Speeding up process and thread enumeration in Windows

    Sometimes you need to list all the processes or threads that are currently running on Windows. This may be needed for various reasons. Perhaps we are writing a system utility like Process Hacker , or maybe we want to somehow respond to the start / stop of new processes or threads (write a log, check them, inject our own code into them). The most correct way to implement this is, of course, writing a driver. Everything is simple there - we use PsSetCreateProcessNotifyRoutine and PsSetCreateThreadNotifyRoutineto set callback functions that will be called when starting / stopping processes and threads. It works very fast and does not eat resources. That's what all serious tools do. But developing drivers is not always the right way. They need to be able to write correctly, they recently have to be sure to sign with certificates (which is not free) and register with Microsoft (which is not fast). And yet they are not convenient to distribute - for example, programs with them can not be uploaded to the Microsoft Store.

    Well then, let's take advantage of what public WinAPI offers. And he offers the CreateToolhelp32Snapshot () function , which is proposed to be used somehow like this. Everything seems to be good - there is information about processes, flows. A little frustrating is the fact that instead of elegant callbacks, we are forced to do endless pooling in a loop, but that’s okay.

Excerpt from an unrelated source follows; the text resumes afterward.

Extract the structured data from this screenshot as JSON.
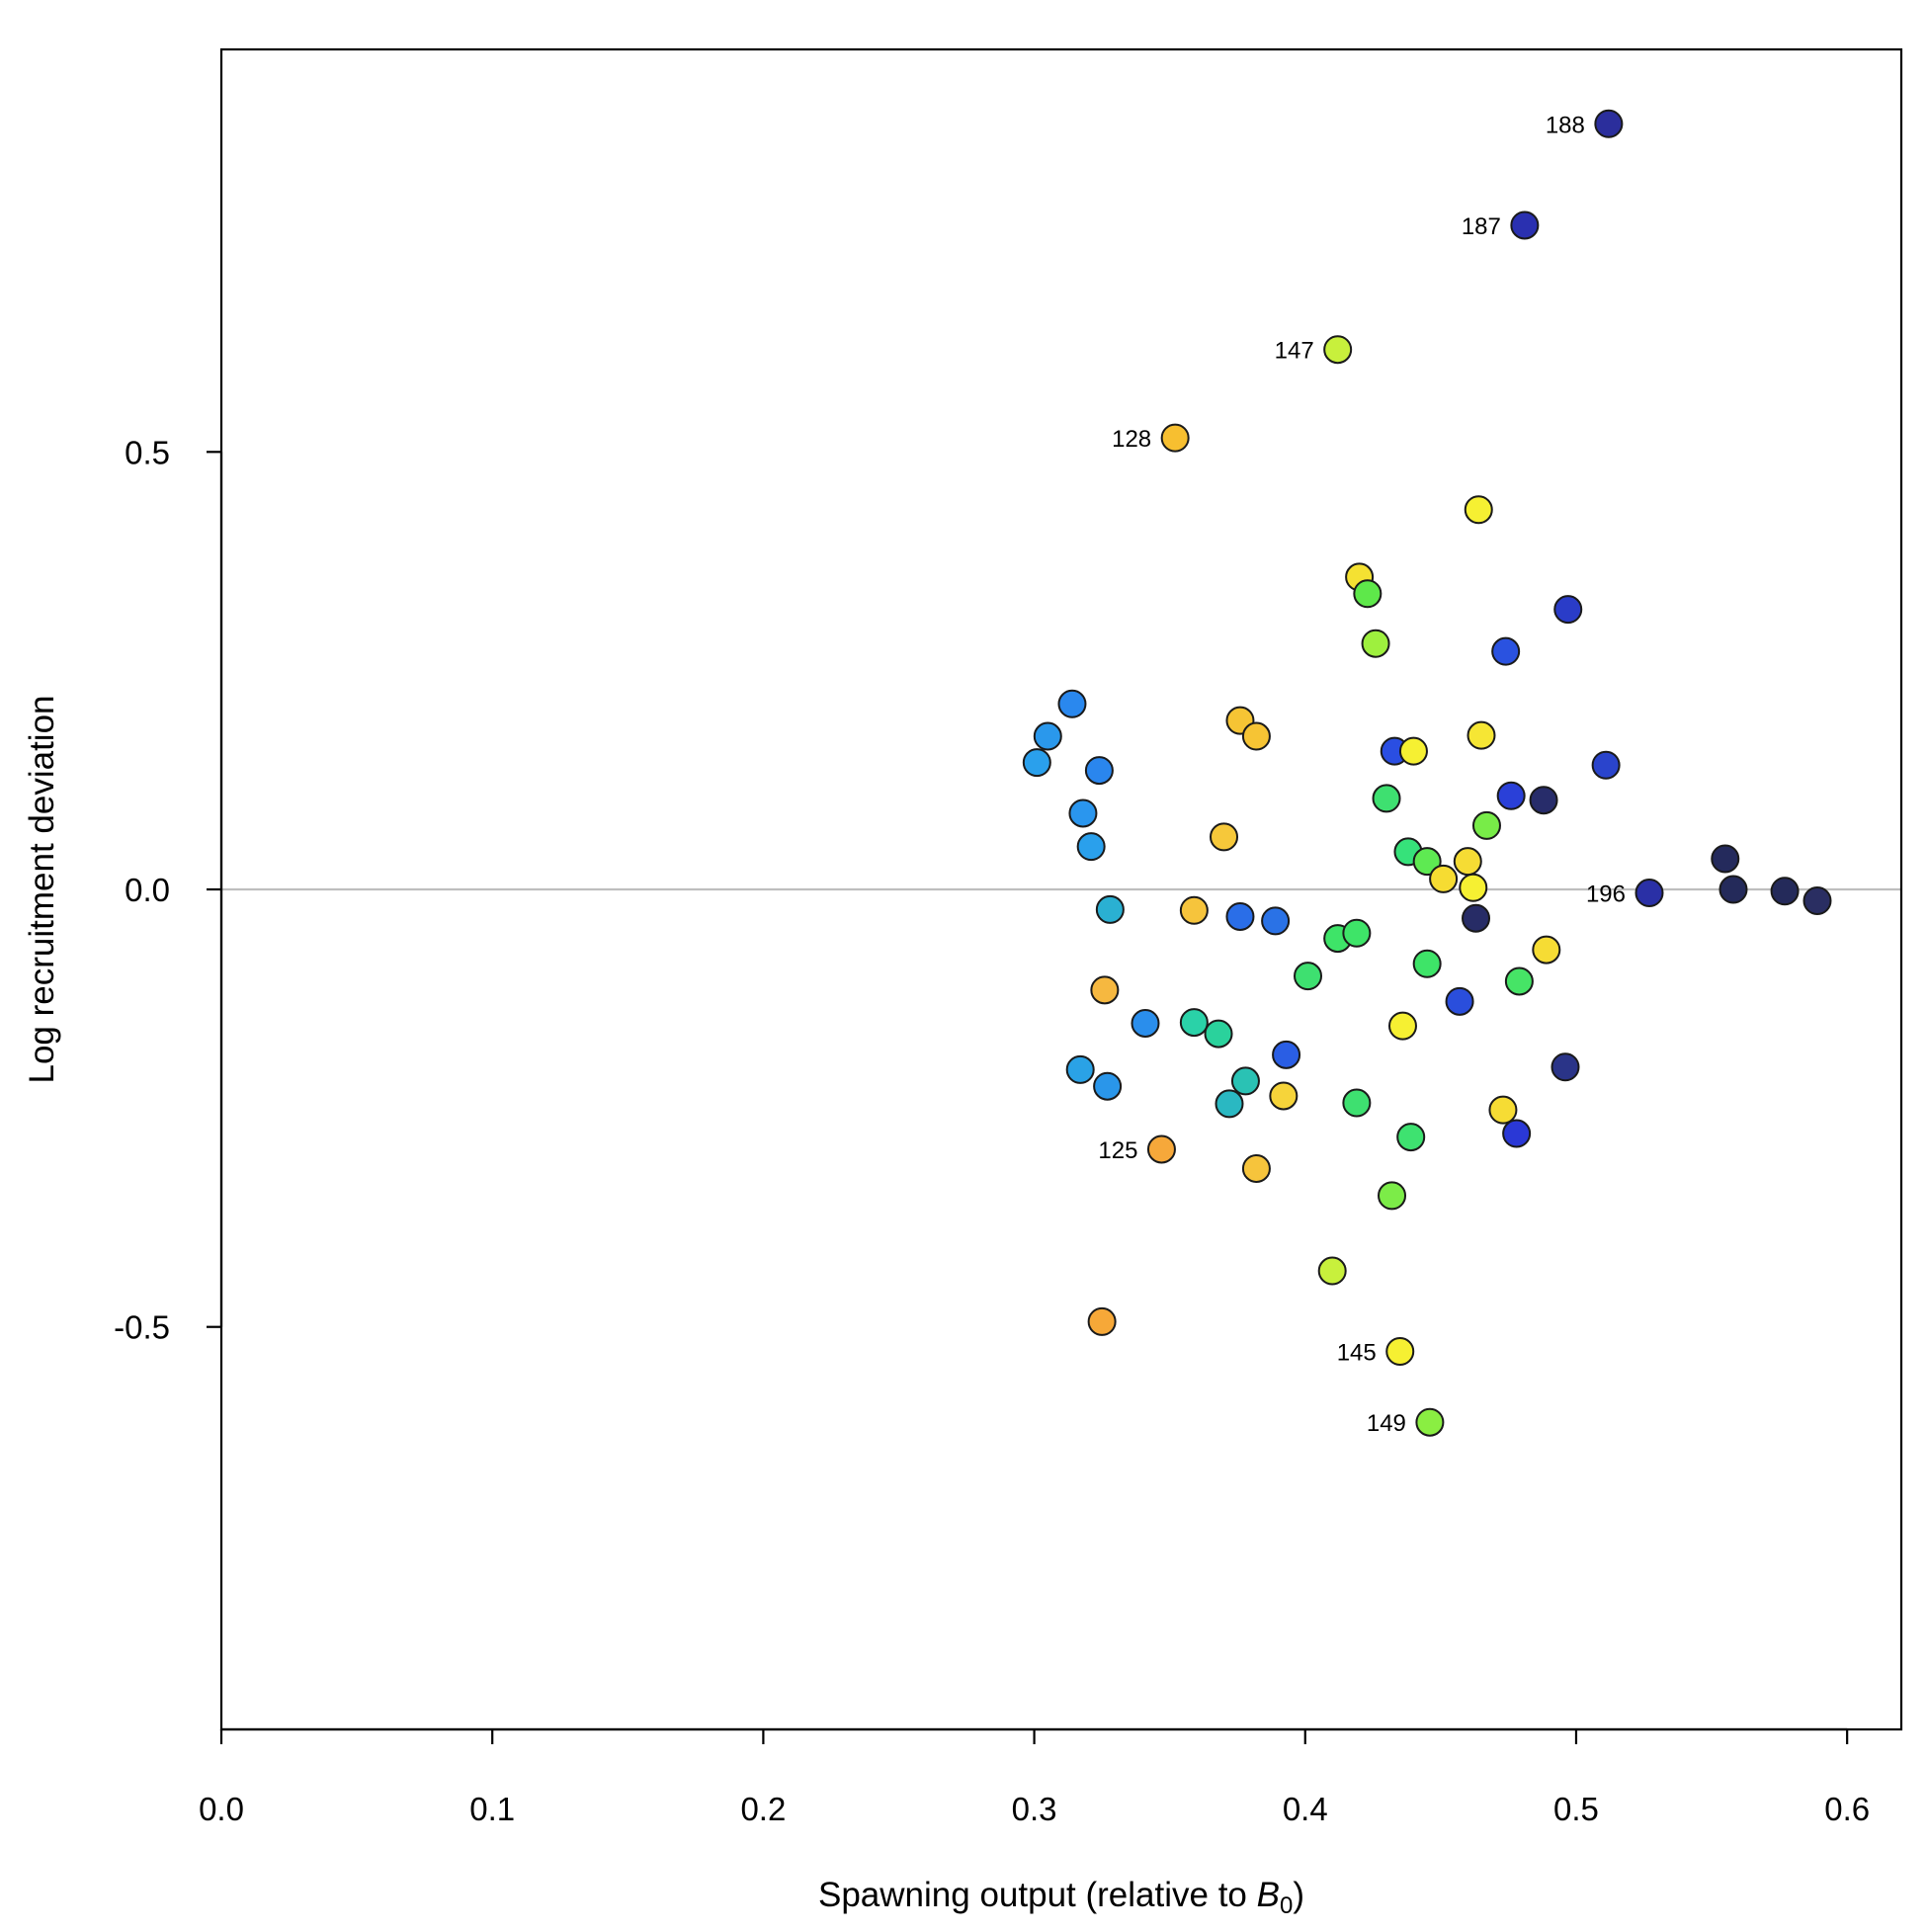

    The biggest problem here is performance. A bunch of CreateToolhelp32Snapshot () + Process32First () + Process32Next () works very slowly. Perhaps the problem lies somewhere in the same area as the problem described here in this article with Heap32First () + Heap32Next (). Briefly - for historical reasons, in some places a linear list passage takes quadratic time.

    Is it possible to somehow accelerate all this? Can. But you have to get off the bright path of using WinAPI's public functions alone.

    For a long time I thought that WinAPI functions are divided into public (described in MSDN, valid for use) and undocumented (found during reverse engineering of system libraries that are not described in MSDN, not officially supported). This black and white world seemed simple and logical to me: we use public functions for public products, for personal training purposes, utilities, internal tools - you can try to use undocumented ones as well.

    But it turned out that there is a gray zone between these worlds. These are functions that are described in MSDN (this makes them look like public), but Microsoft says it can change or delete them at any time (as undocumented). Why do such functions exist? It's simple - on the one hand, their benefits are too great to hide, but on the other hand, future versions of the OS may have internal reasons for changing them. Such functions are called “private” in one of the terminologies I have encountered. An example is NtQuerySystemInformation () .

    Evaluate the first line in the documentation - "NtQuerySystemInformation may be altered or unavailable in future versions of Windows. Applications should use the alternate functions listed in this topic "- while for half of the described applications of these same" alternative functions "and not described. Is it possible to use such functions? Everyone decides for himself. Personally, it seems to me that "fear of wolves - do not go to the forest." As if any other function on MSDN is guaranteed to never become "altered or unavailable in future versions of Windows". Any code needs to be checked on new versions of the OS. Any code needs support and adaptation. And if there is a function that now works and benefits, then why not use it?

    And NtQuerySystemInformation brings significant benefits. Here is the graph of the performance growth that the MHook library received when switching from CreateToolhelp32Snapshot () to NtQuerySystemInformation ():


    How to use NtQuerySystemInformation ()? Very simple:

    1. We are looking for the function "NtQuerySystemInformation" in the library "ntdll.dll". Theoretically, it may not be found there, but in practice on all versions of the OS from Vista to Win10 it is for sure. Not sure about XP (there was no possibility and need to check)
    2. Allocate memory for the buffer with the results
    3. We call a function with the SystemProcessInformation parameter
    4. We bypass the results, moving between records for individual processes using the value "NextEntryOffset" from the description structure of the current process.
    5. Do not forget to free the memory allocated in step number 2

    Code examples can be found here or here .

    Personally, using the transition from CreateToolhelp32Snapshot () to NtQuerySystemInformation (), I was able to win about 2% of the total processor load in one fairly demanding scenario, which is quite a lot.

    The moral of this story is that the slow operation of the WinAPI function is not always the final sentence. The operating system is a big and complicated thing, it may well turn out to be another way to get the necessary information.